Responsabilità transfrontaliera
La Germania si trova in una situazione delicata per quanto riguarda la politica migratoria. Il governo federale, sotto la pressione di un crescente dibattito sull’inasprimento della politica migratoria, sta prendendo in considerazione un ampliamento globale dei controlli e sta addirittura discutendo i respingimenti. Le iniziative dei Paesi Bassi dimostrano un’ambizione simile, determinando un clima politico generale che sta causando preoccupazione in molti paesi vicini all’UE. Una panoramica del notizie quotidiane dimostra che il ministro degli Interni austriaco ha già chiarito che l’Austria non accetterà i richiedenti asilo respinti – un passo che surriscalda ulteriormente la questione.

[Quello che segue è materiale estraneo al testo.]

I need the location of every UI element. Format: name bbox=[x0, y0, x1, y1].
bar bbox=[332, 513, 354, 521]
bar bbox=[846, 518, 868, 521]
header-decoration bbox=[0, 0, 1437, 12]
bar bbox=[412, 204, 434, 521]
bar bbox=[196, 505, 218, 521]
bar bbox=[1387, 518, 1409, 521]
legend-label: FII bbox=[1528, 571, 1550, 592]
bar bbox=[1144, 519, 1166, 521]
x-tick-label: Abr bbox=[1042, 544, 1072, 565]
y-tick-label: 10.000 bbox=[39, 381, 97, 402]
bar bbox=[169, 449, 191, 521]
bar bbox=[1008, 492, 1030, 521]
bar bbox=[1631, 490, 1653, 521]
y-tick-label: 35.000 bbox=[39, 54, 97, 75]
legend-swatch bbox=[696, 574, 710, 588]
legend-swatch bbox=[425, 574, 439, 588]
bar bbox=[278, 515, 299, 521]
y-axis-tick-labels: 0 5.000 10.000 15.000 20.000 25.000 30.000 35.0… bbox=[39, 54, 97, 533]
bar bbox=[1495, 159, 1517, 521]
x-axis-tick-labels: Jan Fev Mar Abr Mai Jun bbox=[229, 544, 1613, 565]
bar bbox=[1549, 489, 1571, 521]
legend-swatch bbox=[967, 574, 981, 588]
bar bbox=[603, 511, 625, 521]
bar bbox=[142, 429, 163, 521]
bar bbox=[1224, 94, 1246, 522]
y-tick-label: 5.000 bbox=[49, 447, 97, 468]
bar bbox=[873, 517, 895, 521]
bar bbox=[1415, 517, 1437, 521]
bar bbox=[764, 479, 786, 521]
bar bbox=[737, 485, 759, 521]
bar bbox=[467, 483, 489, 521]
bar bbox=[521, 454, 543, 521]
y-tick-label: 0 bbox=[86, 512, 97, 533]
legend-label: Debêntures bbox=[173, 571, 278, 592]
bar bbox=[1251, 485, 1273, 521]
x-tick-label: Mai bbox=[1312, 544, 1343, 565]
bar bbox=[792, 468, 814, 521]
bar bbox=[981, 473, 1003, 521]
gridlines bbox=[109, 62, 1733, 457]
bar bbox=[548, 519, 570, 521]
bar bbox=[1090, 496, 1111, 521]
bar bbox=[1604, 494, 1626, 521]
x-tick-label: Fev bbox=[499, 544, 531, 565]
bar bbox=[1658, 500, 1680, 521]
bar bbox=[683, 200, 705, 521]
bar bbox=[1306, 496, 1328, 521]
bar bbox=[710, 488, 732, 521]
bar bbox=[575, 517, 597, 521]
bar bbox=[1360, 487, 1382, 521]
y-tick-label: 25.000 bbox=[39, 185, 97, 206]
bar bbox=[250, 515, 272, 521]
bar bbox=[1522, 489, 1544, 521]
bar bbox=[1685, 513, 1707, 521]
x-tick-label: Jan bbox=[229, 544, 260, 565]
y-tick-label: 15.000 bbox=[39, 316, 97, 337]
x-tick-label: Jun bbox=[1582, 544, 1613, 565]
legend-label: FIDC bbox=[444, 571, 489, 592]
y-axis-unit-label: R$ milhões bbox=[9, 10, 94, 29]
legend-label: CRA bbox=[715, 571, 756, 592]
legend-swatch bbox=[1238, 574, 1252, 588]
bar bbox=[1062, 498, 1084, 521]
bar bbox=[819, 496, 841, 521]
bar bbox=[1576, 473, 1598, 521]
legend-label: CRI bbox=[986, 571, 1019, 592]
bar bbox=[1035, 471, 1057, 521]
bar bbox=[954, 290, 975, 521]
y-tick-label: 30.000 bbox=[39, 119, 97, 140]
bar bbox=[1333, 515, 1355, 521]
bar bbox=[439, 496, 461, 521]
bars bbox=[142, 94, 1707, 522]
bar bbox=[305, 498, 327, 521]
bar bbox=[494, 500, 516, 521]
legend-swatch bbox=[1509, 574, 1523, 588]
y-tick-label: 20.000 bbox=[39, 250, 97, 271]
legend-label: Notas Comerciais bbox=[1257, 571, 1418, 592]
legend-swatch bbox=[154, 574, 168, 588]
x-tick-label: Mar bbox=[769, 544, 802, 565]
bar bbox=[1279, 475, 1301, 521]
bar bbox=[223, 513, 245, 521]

Le discussioni sulla politica migratoria e sui controlli alle frontiere sembrano diventare sempre più complesse. Ciò rende chiaro che le soluzioni proposte a livello europeo sono necessarie per affrontare le sfide alle frontiere esterne. Tra le preoccupazioni dei residenti locali, il ruolo del gruppo di vigilanti e le correnti politiche nell’UE, la regione sull’Oder si trova ad affrontare un futuro incerto che potrebbe avere un impatto sia economico che sociale.